In our experience, expanded polytetrafluoroethylene (ePTFE) prosthesis seems to be suitable for this kind of procedure because it can be safely left in direct contact with viscus. Apart from the theoretical advantages, no study definitely shows evident benefits for the ePTFE over a more rigid prothesis, and results are comparable [18]. Large tissue dissection is avoided in the laparoscopic route, while mesh displacing follows classical “tension-free” criteria of modern herniorrhaphy. These factors could explain the lower complication rate when compared with the traditional open procedure.

Finally, our study presents a bias regarding the mean defect’s size. Most of the cited articles [26, 28] reported data about patients suffering from larger defects, and that could undoubtedly affect the complication and recurrence rates. However, if technical criteria (mainly mesh overlapping at least 4–5 cm in all directions of the entire defect) are strictly followed, a parietal hole measuring more than 15×10 cm should carry out a prosthesis replacement of about 23×18 cm that requires good skills to be displaced laparoscopically.

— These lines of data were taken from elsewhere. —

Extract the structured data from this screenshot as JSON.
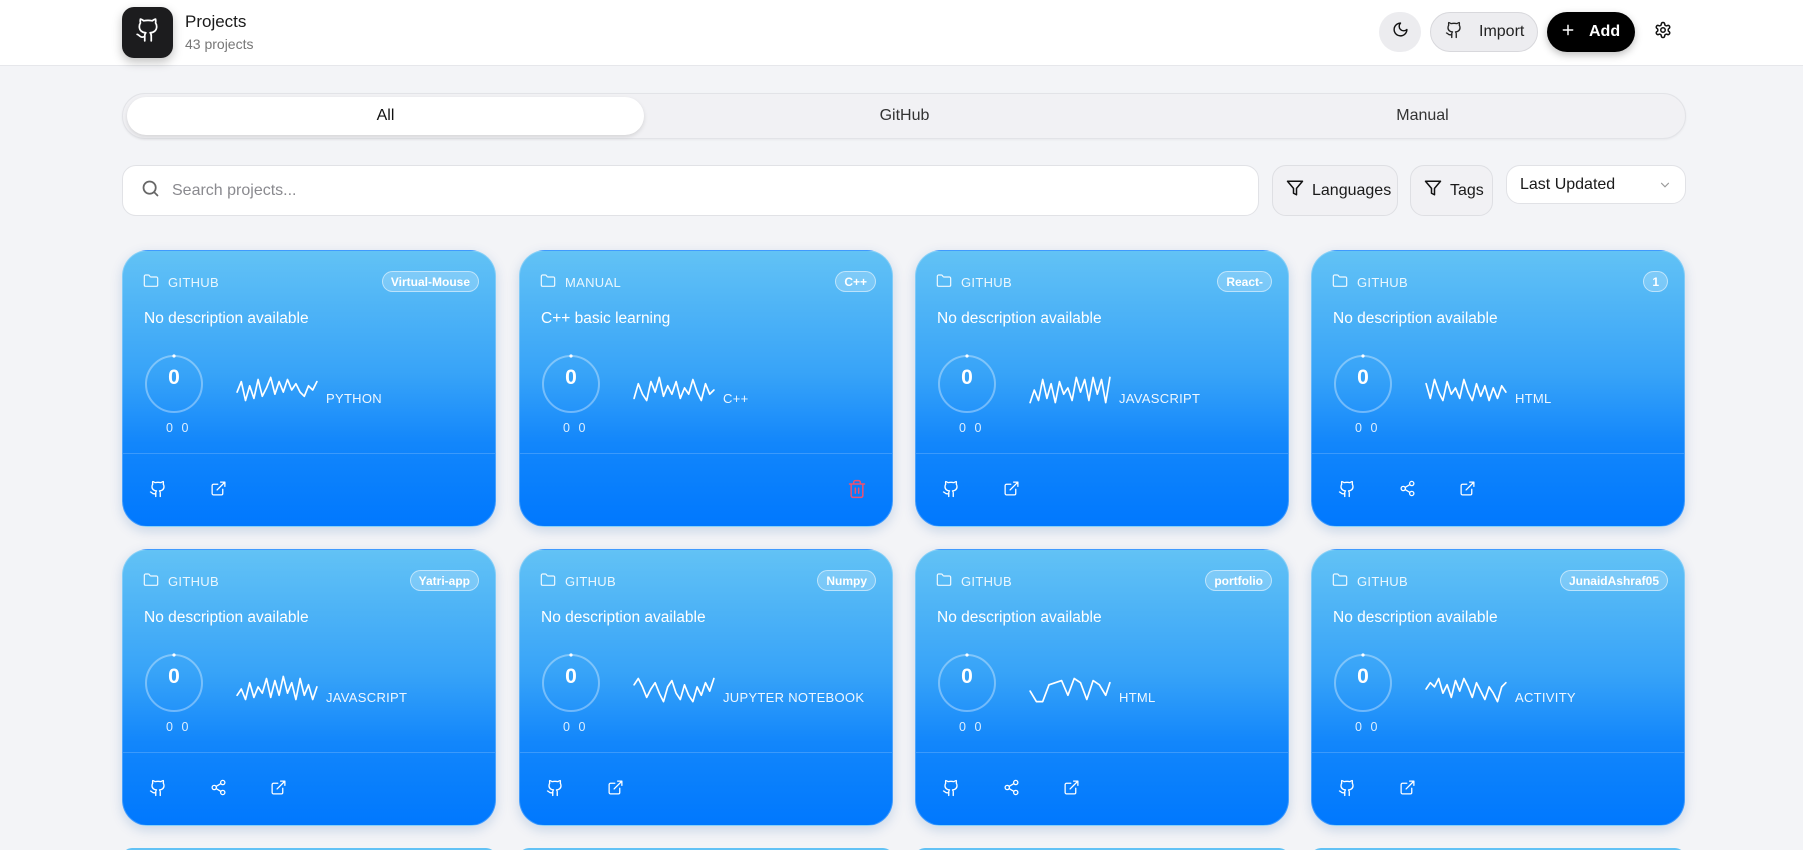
{
  "header": {
    "title": "Projects",
    "subtitle": "43 projects",
    "import_label": "Import",
    "add_label": "Add"
  },
  "tabs": [
    {
      "label": "All",
      "active": true
    },
    {
      "label": "GitHub",
      "active": false
    },
    {
      "label": "Manual",
      "active": false
    }
  ],
  "search": {
    "placeholder": "Search projects...",
    "value": ""
  },
  "filters": {
    "languages_label": "Languages",
    "tags_label": "Tags",
    "sort_value": "Last Updated"
  },
  "cards": [
    {
      "source": "GITHUB",
      "badge": "Virtual-Mouse",
      "description": "No description available",
      "score": "0",
      "a": "0",
      "b": "0",
      "language": "PYTHON",
      "actions": [
        "github",
        "open"
      ]
    },
    {
      "source": "MANUAL",
      "badge": "C++",
      "description": "C++ basic learning",
      "score": "0",
      "a": "0",
      "b": "0",
      "language": "C++",
      "actions": [
        "delete"
      ]
    },
    {
      "source": "GITHUB",
      "badge": "React-",
      "description": "No description available",
      "score": "0",
      "a": "0",
      "b": "0",
      "language": "JAVASCRIPT",
      "actions": [
        "github",
        "open"
      ]
    },
    {
      "source": "GITHUB",
      "badge": "1",
      "description": "No description available",
      "score": "0",
      "a": "0",
      "b": "0",
      "language": "HTML",
      "actions": [
        "github",
        "share",
        "open"
      ]
    },
    {
      "source": "GITHUB",
      "badge": "Yatri-app",
      "description": "No description available",
      "score": "0",
      "a": "0",
      "b": "0",
      "language": "JAVASCRIPT",
      "actions": [
        "github",
        "share",
        "open"
      ]
    },
    {
      "source": "GITHUB",
      "badge": "Numpy",
      "description": "No description available",
      "score": "0",
      "a": "0",
      "b": "0",
      "language": "JUPYTER NOTEBOOK",
      "actions": [
        "github",
        "open"
      ]
    },
    {
      "source": "GITHUB",
      "badge": "portfolio",
      "description": "No description available",
      "score": "0",
      "a": "0",
      "b": "0",
      "language": "HTML",
      "actions": [
        "github",
        "share",
        "open"
      ]
    },
    {
      "source": "GITHUB",
      "badge": "JunaidAshraf05",
      "description": "No description available",
      "score": "0",
      "a": "0",
      "b": "0",
      "language": "ACTIVITY",
      "actions": [
        "github",
        "open"
      ]
    }
  ],
  "colors": {
    "card_top": "#62c2f5",
    "card_bottom": "#0078fe",
    "delete": "#f0506e",
    "primary_button": "#000000"
  }
}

In these cases, mesh tension could be an additional factor for hernia development.

Furthermore, patients with little defects who are scheduled for another laparoscopic procedure or patients whose previous open mesh repair failed (cholecystectomy or antireflux repair) could be good candidates for LVHR, although the defect is 5 cm in the maximum diameter [25].

Costs seem to be the one of the most immediate points against this approach, but this disadvantage is probably largely balanced by short operation time, low complication rates, lack of recurrences, and prompt return to normal activities.

Conclusions

LVHR looks promising to guarantee the same safety of a prosthetic mesh, avoiding extensive dissection and wide surgical wounds. Patients undergoing LVHR are expected to have a shorter postoperative stay, few analgesic requirements, and fewer wound complications. Those advantages would result in return to normal activities earlier, when compared with open traditional surgery.

According to our experience, and on the basis of published literature, expanded polytetrafluoroethylene (ePTFE) prosthesis seems to be suitable for this kind of defect because it can be safely left in direct contact with viscus. Mesh overlapping should be at least 4−5 cm in all directions, and this fact seems to be of crucial importance to avoid recurrences. Four cardinal transfascial sutures are of great help to favor the correct mesh positioning, but they can be removed after the tacks’ application. Transfascial sutures should be left in cases of very difficult hernia sites, such as in the subxiphoid or the subcostal region.

According to this preliminary long-term result, we believe that laparoscopic ventral hernia (primary or incisional) repair could be a safe, easy, and efficacious technique. Further prospective, randomized controlled trials are needed because LVHR is gaining acceptance as the gold standard in ventral hernia repair.